Renewable Biomass Fairness Act Aims for Cost Parity
A lingering theme heading into 2010 is the gross underutilization of biomass resources for power and transportation fuels. While many obstacles still exist — from the sourcing, collection, and transportation of feedstocks to the financing and permitting of facilities – biomass nevertheless represents an abundant and proven renewable source of energy.
To date, biomass has not received the same level of subsidies as the solar and wind sectors. As Biomass Intel reported in 2009, the Renewable Biomass Fairness Act (H.R. 4374) was introduced in the House to give biomass a much needed boost and it could very well do the trick.
The bill is part of a package of legislation introduced by Rep. Stephanie Herseth Sandlin to promote healthy forests, renewable energy, and rural jobs:
This legislation recognizes the great potential for woody biomass to contribute to our energy independence and to job creation in rural states. Despite this great potential, electricity produced from renewable biomass does not enjoy the same tax incentives as other sources of renewable energy. The Renewable Biomass Fairness Act remedies this discrepancy, by ensuring that the production of electricity from renewable biomass receives the same tax credit as wind and solar energy.

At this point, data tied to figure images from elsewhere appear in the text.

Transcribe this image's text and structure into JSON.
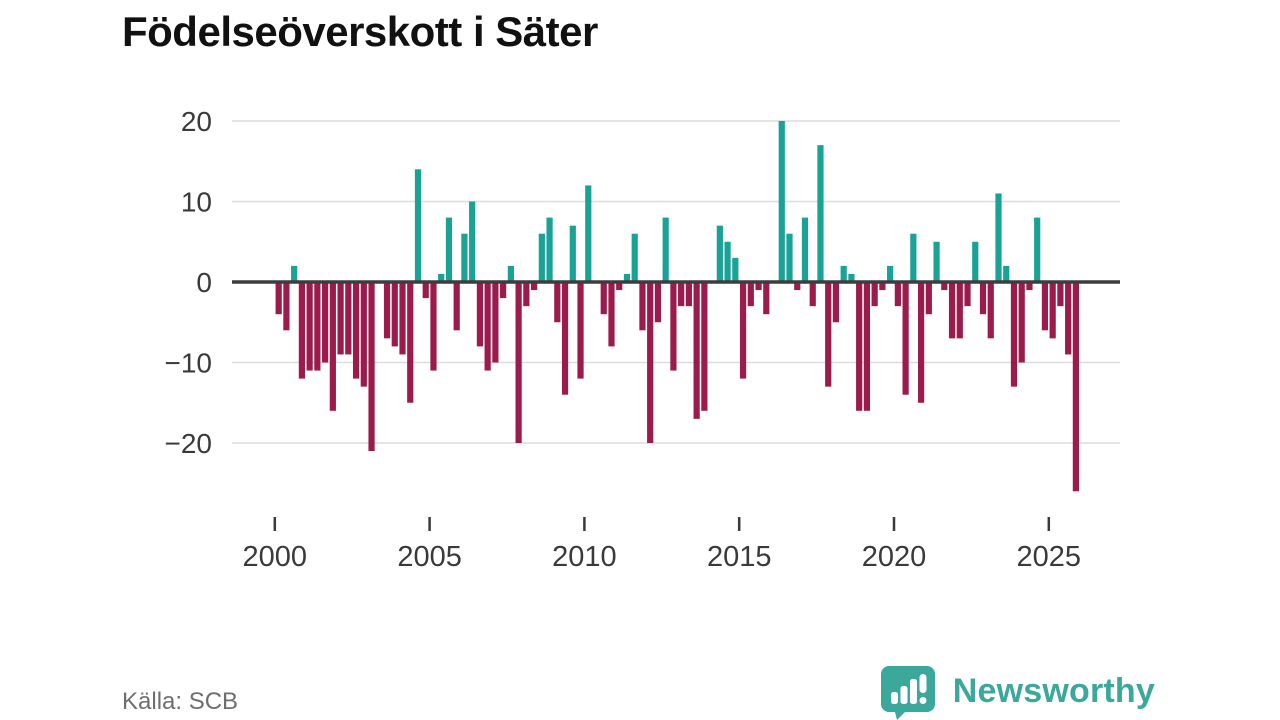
{
  "title": "Födelseöverskott i Säter",
  "source": "Källa: SCB",
  "brand": {
    "name": "Newsworthy",
    "icon": "bar-chart-speech-bubble-icon"
  },
  "colors": {
    "positive": "#1aa296",
    "negative": "#9b1b4d",
    "zero_axis": "#3d3d3d",
    "grid": "#dcdcdc",
    "tick_text": "#3a3a3a",
    "title_text": "#111111",
    "source_text": "#6e6e6e",
    "brand_teal": "#3ba89b"
  },
  "chart_data": {
    "type": "bar",
    "title": "Födelseöverskott i Säter",
    "frequency": "quarterly",
    "unit": "persons",
    "grid": true,
    "legend": false,
    "ylim": [
      -27,
      22
    ],
    "y_ticks": [
      20,
      10,
      0,
      -10,
      -20
    ],
    "x_ticks": [
      2000,
      2005,
      2010,
      2015,
      2020,
      2025
    ],
    "years": [
      {
        "year": 2000,
        "quarters": [
          -4,
          -6,
          2,
          -12
        ]
      },
      {
        "year": 2001,
        "quarters": [
          -11,
          -11,
          -10,
          -16
        ]
      },
      {
        "year": 2002,
        "quarters": [
          -9,
          -9,
          -12,
          -13
        ]
      },
      {
        "year": 2003,
        "quarters": [
          -21,
          0,
          -7,
          -8
        ]
      },
      {
        "year": 2004,
        "quarters": [
          -9,
          -15,
          14,
          -2
        ]
      },
      {
        "year": 2005,
        "quarters": [
          -11,
          1,
          8,
          -6
        ]
      },
      {
        "year": 2006,
        "quarters": [
          6,
          10,
          -8,
          -11
        ]
      },
      {
        "year": 2007,
        "quarters": [
          -10,
          -2,
          2,
          -20
        ]
      },
      {
        "year": 2008,
        "quarters": [
          -3,
          -1,
          6,
          8
        ]
      },
      {
        "year": 2009,
        "quarters": [
          -5,
          -14,
          7,
          -12
        ]
      },
      {
        "year": 2010,
        "quarters": [
          12,
          0,
          -4,
          -8
        ]
      },
      {
        "year": 2011,
        "quarters": [
          -1,
          1,
          6,
          -6
        ]
      },
      {
        "year": 2012,
        "quarters": [
          -20,
          -5,
          8,
          -11
        ]
      },
      {
        "year": 2013,
        "quarters": [
          -3,
          -3,
          -17,
          -16
        ]
      },
      {
        "year": 2014,
        "quarters": [
          0,
          7,
          5,
          3
        ]
      },
      {
        "year": 2015,
        "quarters": [
          -12,
          -3,
          -1,
          -4
        ]
      },
      {
        "year": 2016,
        "quarters": [
          0,
          20,
          6,
          -1
        ]
      },
      {
        "year": 2017,
        "quarters": [
          8,
          -3,
          17,
          -13
        ]
      },
      {
        "year": 2018,
        "quarters": [
          -5,
          2,
          1,
          -16
        ]
      },
      {
        "year": 2019,
        "quarters": [
          -16,
          -3,
          -1,
          2
        ]
      },
      {
        "year": 2020,
        "quarters": [
          -3,
          -14,
          6,
          -15
        ]
      },
      {
        "year": 2021,
        "quarters": [
          -4,
          5,
          -1,
          -7
        ]
      },
      {
        "year": 2022,
        "quarters": [
          -7,
          -3,
          5,
          -4
        ]
      },
      {
        "year": 2023,
        "quarters": [
          -7,
          11,
          2,
          -13
        ]
      },
      {
        "year": 2024,
        "quarters": [
          -10,
          -1,
          8,
          -6
        ]
      },
      {
        "year": 2025,
        "quarters": [
          -7,
          -3,
          -9,
          -26
        ]
      }
    ]
  }
}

Biomass Power Association President Bob Cleaves says the act includes numerous important features for existing and new biomass facilities, citing the closing of the cellulosic biofuel loophole and rate parity:
The association is obviously supportive of it…we think this legislation is going to get large bipartisan support. I don’t see a lot of opposition.
As Cleaves also notes, several elements of the bill have been included in other renewable energy legislation in the past 12 months, but this is an act that brings it all together.
The bill would amend the Internal Revenue Code of 1986 to extend the credit for electricity produced from biomass, to provide credit rate parity under such credit, and to exclude certain unprocessed fuels from the cellulosic biofuel producer credit. Below is an overview of some of the key provisions.
Extension of Renewable Energy Credit
The act would extend each provision of section 45(d) of the Internal Revenue Code of 1986 (Code) relating to qualified facilities from 2014 to 2019. The extension applies to both closed-loop and open-loop biomass facilities.
Rate Parity for Biomass Facilities Under the Renewable Resources Tax Credit
The act would increase the credit for renewable biomass electricity from 0.9 cents per kilowatt hour (kWh) to 1.8 cents per kWh.
Extended Credit Period for Certain Open-Loop Biomass Facilities
The act would provide a five-year extension of the credit period for open-loop biomass power plants placed in service on or before August 8, 2005, which expired at the end of 2009. It is ucnlear whether the credit would be applied retroactively.
Exclusion of Unprocessed Fuels From the Cellulosic Biofuel Producer Credit
The act would eliminate a loophole in the 2008 Farm Bill that allows paper manufacturers to claim a $1.01-per-gallon cellulosic biofuel tax credit based on their use of black liquor — a byproduct of paper manufacturing—to produce energy.
Sandin’s office asserts that paper manufacturers can already claim an alternative fuels tax credit established by the 2005 Highway Bill.
Over in the Senate, Senator Grassley (R-IA) introduced the Clean Renewable Energy Advancement Tax Extension Jobs Act of 2009 or the CREATE Jobs Act, which would amend the Internal Revenue Code to extend the tax credit for open-loop biomass facilities through 2016.